A Word With You: Thirteen Words by Lemony Snicket
THE BIRD WAS DESPONDENT.
IN FACT, SO SAD THAT SHE HOPS OFF THE TABLE TO LOOK FOR SOMETHING TO CHEER HER UP.
13 Words (Harper, 2010) reads like a Freudian exercise in word associations, delivered in a stream-of-consciousness text as filtered through the brain of Daniel Handler, a.k.a. Lemony Snicket, author of the best-selling A Series of Unfortunate Events, illustrated as if in an impressionistic dream state by the vivid paintings of Maira Kalman.
The product is an intensely strange and creative outing which ably illustrates not only the literal meaning, but the feelings invoked by Snicket's thirteen words: bird, despondent, cake, dog, busy, convertible, goat, hat, haberdashery, scarlet, baby, panache, and mezzo-soprano. The plot, if this quirky picture book can be said to have one, involves a royal blue bird with a royal case of the blues, progressively lightened by the presence of mood-enhancing cakes, and a witty and well-intentioned dog who distracts the moody blue bird with the sweet snack:
"THAT HIT THE SPOT!" SAYS THE DOG, "BUT NOW I THINK YOU WOULD BETTER GET BUSY."
And the bird is off for a ride in a convertible to select a hat at a haberdashery with a scarlet door run by a baby (of course!). The hats are varied--a deerstalker a la Sherlock, a scarlet fez, a Beefeater's tall fur, and a spiffy black top hat--with plenty of panache. Dog and bird are pleased with their hats, but all is forgotten when a mezzo-soprano (why not?) walks in with something tied up in a box--more cake! "HOW WAS YOUR DAY?" she inquires as if they were old friends. It's obviously time for more cake.
ALTHOUGH THE BIRD, TO TELL THE TRUTH, IS STILL A BIT DESPONDENT.

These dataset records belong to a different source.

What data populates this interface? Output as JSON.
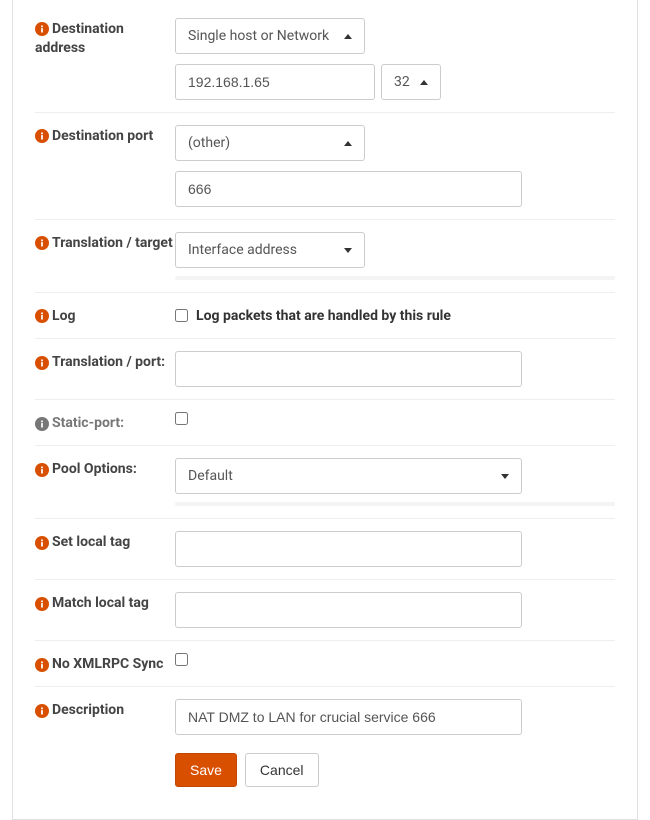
{
  "dest_addr": {
    "label": "Destination address",
    "select_value": "Single host or Network",
    "ip_value": "192.168.1.65",
    "mask_value": "32"
  },
  "dest_port": {
    "label": "Destination port",
    "select_value": "(other)",
    "port_value": "666"
  },
  "translation_target": {
    "label": "Translation / target",
    "select_value": "Interface address"
  },
  "log": {
    "label": "Log",
    "checkbox_label": "Log packets that are handled by this rule"
  },
  "translation_port": {
    "label": "Translation / port:",
    "value": ""
  },
  "static_port": {
    "label": "Static-port:"
  },
  "pool_options": {
    "label": "Pool Options:",
    "select_value": "Default"
  },
  "set_local_tag": {
    "label": "Set local tag",
    "value": ""
  },
  "match_local_tag": {
    "label": "Match local tag",
    "value": ""
  },
  "no_xmlrpc": {
    "label": "No XMLRPC Sync"
  },
  "description": {
    "label": "Description",
    "value": "NAT DMZ to LAN for crucial service 666"
  },
  "buttons": {
    "save": "Save",
    "cancel": "Cancel"
  }
}
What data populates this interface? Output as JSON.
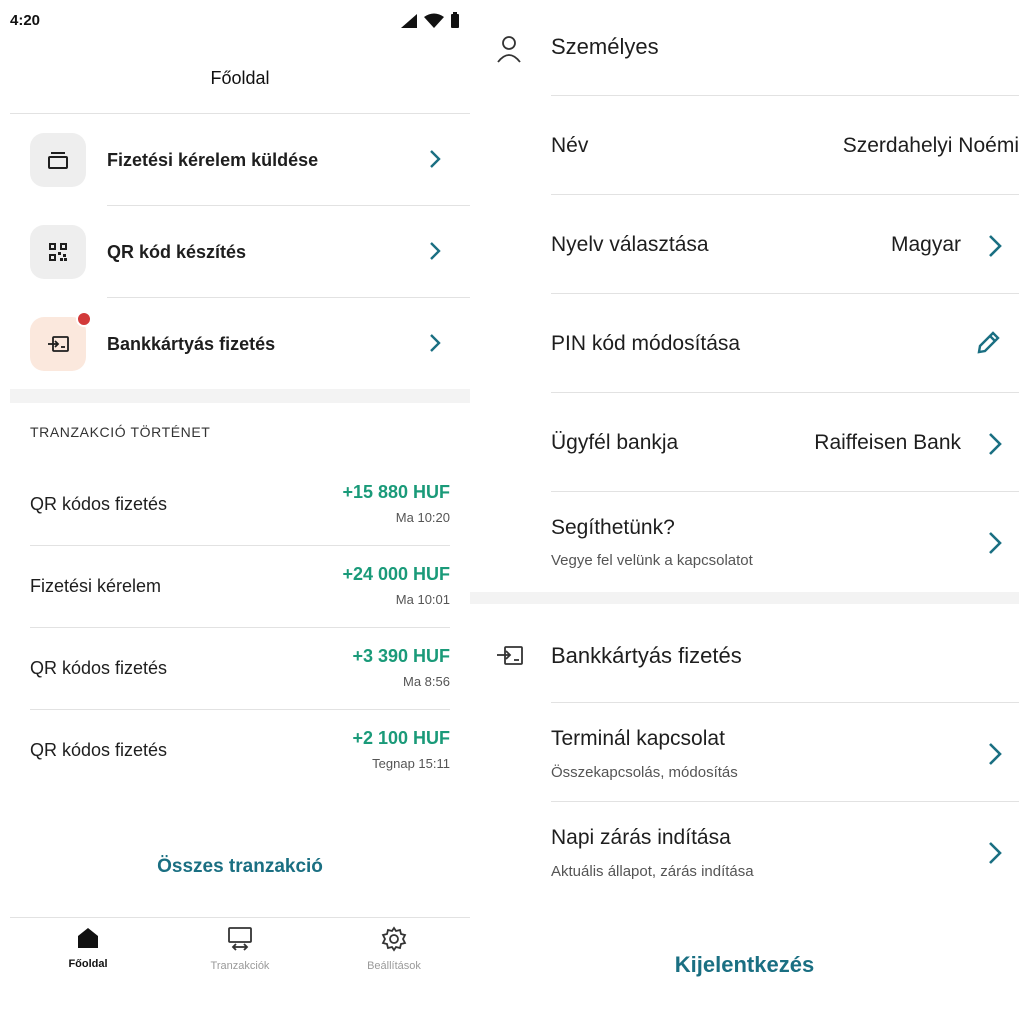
{
  "left": {
    "status_time": "4:20",
    "page_title": "Főoldal",
    "actions": [
      {
        "label": "Fizetési kérelem küldése",
        "icon": "card-outline-icon"
      },
      {
        "label": "QR kód készítés",
        "icon": "qr-code-icon"
      },
      {
        "label": "Bankkártyás fizetés",
        "icon": "card-terminal-icon",
        "badge": true
      }
    ],
    "history_title": "TRANZAKCIÓ TÖRTÉNET",
    "transactions": [
      {
        "name": "QR kódos fizetés",
        "amount": "+15 880 HUF",
        "time": "Ma 10:20"
      },
      {
        "name": "Fizetési kérelem",
        "amount": "+24 000 HUF",
        "time": "Ma 10:01"
      },
      {
        "name": "QR kódos fizetés",
        "amount": "+3 390 HUF",
        "time": "Ma 8:56"
      },
      {
        "name": "QR kódos fizetés",
        "amount": "+2 100 HUF",
        "time": "Tegnap 15:11"
      }
    ],
    "all_transactions_label": "Összes tranzakció",
    "nav": [
      {
        "label": "Főoldal",
        "icon": "home-icon",
        "active": true
      },
      {
        "label": "Tranzakciók",
        "icon": "transactions-icon",
        "active": false
      },
      {
        "label": "Beállítások",
        "icon": "gear-icon",
        "active": false
      }
    ]
  },
  "right": {
    "personal_title": "Személyes",
    "name_label": "Név",
    "name_value": "Szerdahelyi Noémi",
    "language_label": "Nyelv választása",
    "language_value": "Magyar",
    "pin_label": "PIN kód módosítása",
    "bank_label": "Ügyfél bankja",
    "bank_value": "Raiffeisen Bank",
    "help_label": "Segíthetünk?",
    "help_sub": "Vegye fel velünk a kapcsolatot",
    "card_title": "Bankkártyás fizetés",
    "terminal_label": "Terminál kapcsolat",
    "terminal_sub": "Összekapcsolás, módosítás",
    "daily_label": "Napi zárás indítása",
    "daily_sub": "Aktuális állapot, zárás indítása",
    "logout_label": "Kijelentkezés"
  },
  "colors": {
    "accent": "#1a6f82",
    "amount_green": "#1a9a79",
    "badge_red": "#d23a3a",
    "orange_tile": "#fbe8dd"
  }
}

It's a combination of sly wordplay and pure Snicketry of the sort that sets grownups wondering and that most children love. Kalman's illustrations here are choice and altogether playful, combining unlikely colors such as buttery yellow and pink, and keeping the quirky story moving through this unusual word list. Although an example of the picture book genre, this one lends itself well to the sort of writing exercise teachers love in which students compose a story from a series of disparate words. For another sample of Kalman's genius, see her loving tribute to American democracy, And the Pursuit of Happiness.